Be careful, Halloween revelers! Holidays are a favorite time for local law enforcement to set up sobriety checkpoints. These checkpoints stop traffic, usually with blue police lights flashing, at predetermined locations, ostensibly to detect drivers who are intoxicated. Law enforcement officers typically claim that the DUI checkpoints protect the community from drivers whose intoxication would render the roads unsafe for the rest of the general public. Partygoers in the Himmarshee district or other areas with large Halloween celebrations are likely to find themselves under increased law enforcement scrutiny and should plan accordingly. Other popular times for DUI roadblocks are New Year’s Eve, Memorial Day, Labor Day, the Fourth of July, and around Christmas, according to Broward DUI attorney William R. Moore.
The realities of DUI checkpoints are, upon closer examination, more complicated.

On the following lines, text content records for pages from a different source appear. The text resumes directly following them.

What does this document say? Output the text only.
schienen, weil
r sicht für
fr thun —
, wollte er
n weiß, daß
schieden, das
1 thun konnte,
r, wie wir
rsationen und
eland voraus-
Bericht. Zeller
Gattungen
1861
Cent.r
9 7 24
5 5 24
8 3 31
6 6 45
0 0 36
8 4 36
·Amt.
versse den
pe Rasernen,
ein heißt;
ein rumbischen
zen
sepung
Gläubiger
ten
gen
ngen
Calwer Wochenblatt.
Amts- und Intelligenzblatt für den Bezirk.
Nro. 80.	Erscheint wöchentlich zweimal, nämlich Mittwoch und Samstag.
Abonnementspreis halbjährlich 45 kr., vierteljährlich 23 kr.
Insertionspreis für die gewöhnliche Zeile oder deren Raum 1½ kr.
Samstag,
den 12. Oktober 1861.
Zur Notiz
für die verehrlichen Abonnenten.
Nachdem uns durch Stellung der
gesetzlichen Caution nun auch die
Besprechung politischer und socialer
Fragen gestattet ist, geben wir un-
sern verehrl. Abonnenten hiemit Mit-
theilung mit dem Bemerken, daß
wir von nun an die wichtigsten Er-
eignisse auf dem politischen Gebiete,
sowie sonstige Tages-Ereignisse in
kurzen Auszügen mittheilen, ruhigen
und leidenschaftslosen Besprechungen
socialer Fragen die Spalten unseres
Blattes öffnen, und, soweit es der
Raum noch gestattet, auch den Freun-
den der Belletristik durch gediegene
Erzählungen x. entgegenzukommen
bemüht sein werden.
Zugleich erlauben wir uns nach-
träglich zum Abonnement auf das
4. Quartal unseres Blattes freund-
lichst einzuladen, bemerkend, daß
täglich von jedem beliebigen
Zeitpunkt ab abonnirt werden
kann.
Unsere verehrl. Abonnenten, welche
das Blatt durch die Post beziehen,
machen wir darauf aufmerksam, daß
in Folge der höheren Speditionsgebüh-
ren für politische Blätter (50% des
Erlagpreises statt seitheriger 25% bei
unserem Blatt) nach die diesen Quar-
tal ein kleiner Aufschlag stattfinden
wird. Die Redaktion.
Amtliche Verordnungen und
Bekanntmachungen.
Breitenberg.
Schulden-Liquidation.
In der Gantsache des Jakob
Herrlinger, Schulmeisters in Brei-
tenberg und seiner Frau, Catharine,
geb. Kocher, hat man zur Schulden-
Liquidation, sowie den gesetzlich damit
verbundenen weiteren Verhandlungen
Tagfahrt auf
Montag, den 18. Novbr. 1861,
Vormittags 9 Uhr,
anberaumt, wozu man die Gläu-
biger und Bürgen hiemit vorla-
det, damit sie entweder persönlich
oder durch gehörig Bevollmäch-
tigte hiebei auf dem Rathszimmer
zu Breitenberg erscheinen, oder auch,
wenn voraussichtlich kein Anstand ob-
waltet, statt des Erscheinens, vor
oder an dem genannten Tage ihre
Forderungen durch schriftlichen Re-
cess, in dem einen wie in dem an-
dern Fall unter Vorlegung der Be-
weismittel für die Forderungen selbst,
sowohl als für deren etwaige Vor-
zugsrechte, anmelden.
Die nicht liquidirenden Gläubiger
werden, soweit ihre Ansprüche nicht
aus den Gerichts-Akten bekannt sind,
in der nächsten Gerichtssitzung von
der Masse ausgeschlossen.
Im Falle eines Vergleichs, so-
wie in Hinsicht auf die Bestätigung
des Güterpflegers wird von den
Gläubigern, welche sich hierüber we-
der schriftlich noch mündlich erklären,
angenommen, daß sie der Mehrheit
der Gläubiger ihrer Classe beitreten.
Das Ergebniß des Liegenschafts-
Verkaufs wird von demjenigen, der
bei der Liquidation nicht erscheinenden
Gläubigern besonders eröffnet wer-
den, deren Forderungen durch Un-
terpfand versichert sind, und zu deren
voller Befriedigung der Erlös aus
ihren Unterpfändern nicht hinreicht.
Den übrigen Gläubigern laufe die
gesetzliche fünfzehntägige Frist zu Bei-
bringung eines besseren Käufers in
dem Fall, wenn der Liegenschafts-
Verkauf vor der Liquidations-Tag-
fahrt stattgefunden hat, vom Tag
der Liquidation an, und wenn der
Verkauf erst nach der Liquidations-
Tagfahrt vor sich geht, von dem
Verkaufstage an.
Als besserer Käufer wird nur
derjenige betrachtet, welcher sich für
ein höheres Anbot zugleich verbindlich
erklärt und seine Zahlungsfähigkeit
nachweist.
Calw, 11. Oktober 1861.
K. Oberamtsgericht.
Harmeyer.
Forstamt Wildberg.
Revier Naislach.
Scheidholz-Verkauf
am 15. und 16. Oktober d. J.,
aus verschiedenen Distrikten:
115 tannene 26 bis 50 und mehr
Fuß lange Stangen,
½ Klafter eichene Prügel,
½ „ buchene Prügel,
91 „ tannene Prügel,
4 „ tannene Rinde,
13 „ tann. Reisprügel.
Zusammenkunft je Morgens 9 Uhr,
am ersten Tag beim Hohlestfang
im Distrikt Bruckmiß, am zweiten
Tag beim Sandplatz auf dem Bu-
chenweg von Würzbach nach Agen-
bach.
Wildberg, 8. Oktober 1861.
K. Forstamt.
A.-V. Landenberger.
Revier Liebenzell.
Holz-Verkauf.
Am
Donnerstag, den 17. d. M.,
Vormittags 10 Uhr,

The politics of sobriety checkpoints are complicated, because while they are proclaimed as a first line of defense against driving under the influence of alcohol and/or other substances, they are also nearly always a tremendous moneymaking venture for these agencies. Often, law enforcement officers issue numerous citations for civil violations such as failure to use seat belts, expired car registration, driver’s licenses that have been expired only a very short period of time, no insurance, and the like.
The law requires that DUI roadblocks adhere to numerous rules in order to be compliant, so that the evidence can be admissible against a criminal defendant in court. For instance, if there is not a set method of determining which cars will be stopped (such as every other car or every fifth car), the evidence obtained will not be valid. Without neutral criteria for determining which cars to stop, officers’ biases or hunches could be the determining factor, notes Fort Lauderdale DUI Lawyer William R. Moore.
The Fourth Amendment to the United States Constitution, which prohibits certain types of searches, is the basis for restrictions on the way police conduct sobriety checkpoints. In the traditional traffic stop, police must have reasonable suspicion that a driver is breaking the law in order to pull him or her over. However, random roadblocks do not require individualized suspicion. Some scholars have argued that an examination of the Fifth Amendment protection against self-incrimination is also necessary, as field sobriety tests and breath test machines could produce incriminatory results that are used against a defendant in court. This is true even though Florida and other jurisdictions require by law through implied consent that a driver submit to breath alcohol testing when requested by law enforcement. Implied consent states that when a driver operates a motor vehicle, the driver is automatically consenting to these tests.